Programa de renovação da frota de caminhões é aprovado na Alerj

Fonte RCE 21/04/2013 às 20h

 


O projeto de lei do Programa de Incentivo à Modernização, Renovação e Sustentabilidade da Frota de Caminhões do Estado do Rio de Janeiro foi aprovado pela Alerj. O projeto, elaborado pela Secretaria de Desenvolvimento Econômico, segue agora para sanção do governador Sergio Cabral.

O objetivo do programa é reduzir a idade média da frota de caminhões do Estado, que hoje é de 17 anos – maior do que a média nacional, de 16 anos – para pelo menos 12 anos até 2017.

O projeto, elaborado pela Secretaria de Desenvolvimento Econômico, faz parte do Programa Rio Capital da Energia, que entre seus principais pilares, prevê a redução de emissões. “Queremos que o Estado do Rio de Janeiro se torne um exemplo para o Brasil de sustentabilidade na frota de caminhões que circulam por suas estradas”, disse o secretário de Desenvolvimento Econômico, Julio Bueno, em apresentação do Programa no Palácio Guanabara, para caminhoneiros e frotistas.

Para participar do programa, o proprietário do caminhão ou frotista entrega o caminhão antigo para uma sucata que será certificada pelo Estado. As siderúrgicas Votorantim e Gerdau já se habilitaram a sucatear os caminhões antigos. É preciso destacar que o caminhão deverá estar plenamente regularizado de acordo com as normas vigentes do Detran.

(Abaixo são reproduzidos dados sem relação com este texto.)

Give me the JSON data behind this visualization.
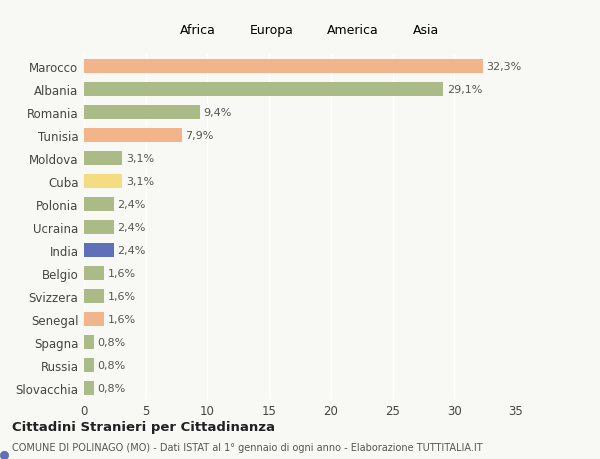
{
  "countries": [
    "Marocco",
    "Albania",
    "Romania",
    "Tunisia",
    "Moldova",
    "Cuba",
    "Polonia",
    "Ucraina",
    "India",
    "Belgio",
    "Svizzera",
    "Senegal",
    "Spagna",
    "Russia",
    "Slovacchia"
  ],
  "values": [
    32.3,
    29.1,
    9.4,
    7.9,
    3.1,
    3.1,
    2.4,
    2.4,
    2.4,
    1.6,
    1.6,
    1.6,
    0.8,
    0.8,
    0.8
  ],
  "labels": [
    "32,3%",
    "29,1%",
    "9,4%",
    "7,9%",
    "3,1%",
    "3,1%",
    "2,4%",
    "2,4%",
    "2,4%",
    "1,6%",
    "1,6%",
    "1,6%",
    "0,8%",
    "0,8%",
    "0,8%"
  ],
  "colors": [
    "#F2B48A",
    "#AABB88",
    "#AABB88",
    "#F2B48A",
    "#AABB88",
    "#F5DC80",
    "#AABB88",
    "#AABB88",
    "#6070B8",
    "#AABB88",
    "#AABB88",
    "#F2B48A",
    "#AABB88",
    "#AABB88",
    "#AABB88"
  ],
  "legend_labels": [
    "Africa",
    "Europa",
    "America",
    "Asia"
  ],
  "legend_colors": [
    "#F2B48A",
    "#AABB88",
    "#F5DC80",
    "#6070B8"
  ],
  "xlim": [
    0,
    35
  ],
  "xticks": [
    0,
    5,
    10,
    15,
    20,
    25,
    30,
    35
  ],
  "title": "Cittadini Stranieri per Cittadinanza",
  "subtitle": "COMUNE DI POLINAGO (MO) - Dati ISTAT al 1° gennaio di ogni anno - Elaborazione TUTTITALIA.IT",
  "bg_color": "#f8f8f4",
  "bar_height": 0.62,
  "label_fontsize": 8,
  "tick_fontsize": 8.5,
  "legend_fontsize": 9
}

O caminhão antigo será comprado por um valor superior ao do mercado. O proprietário poderá, então, optar por receber o valor em dinheiro ou um certificado que o habilita a participar do Programa.

A isenção do ICMS, hoje de 12%, na compra de caminhões novos é uma das medidas adotadas pelo programa, desde que seja comprovada a destruição em sucata de um caminhão com idade superior a 20 anos. Além disso, o governo vai conceder um segundo beneficio ao comprador: um crédito dividido em 48 parcelas, equivalente aos 12% do valor do caminhão novo, para ser abatido do ICMS a ser pago pelo contribuinte sobre as atividades do caminhão.

Entre os principais benefícios que o Estado terá com a adoção desse programa está a redução das emissões de gases nocivos à saúde humana. Os caminhões zero km emitem 20 vezes menos partículas do que os antigos.

Além disso, destacou o secretário, há também um impacto positivo no trânsito do Estado, já que caminhões antigos prejudicam o tráfego, causam acidentes e diminuem a produtividade de alguns setores. "Há ainda a expectativa de uma melhora expressiva no desempenho do segmento automotivo e de transportes como resultado desse Programa, já que a venda de caminhões novos, e mesmo usados mais novos do que os que rodam hoje, podem movimentar a economia, gerando mais empregos e melhor renda".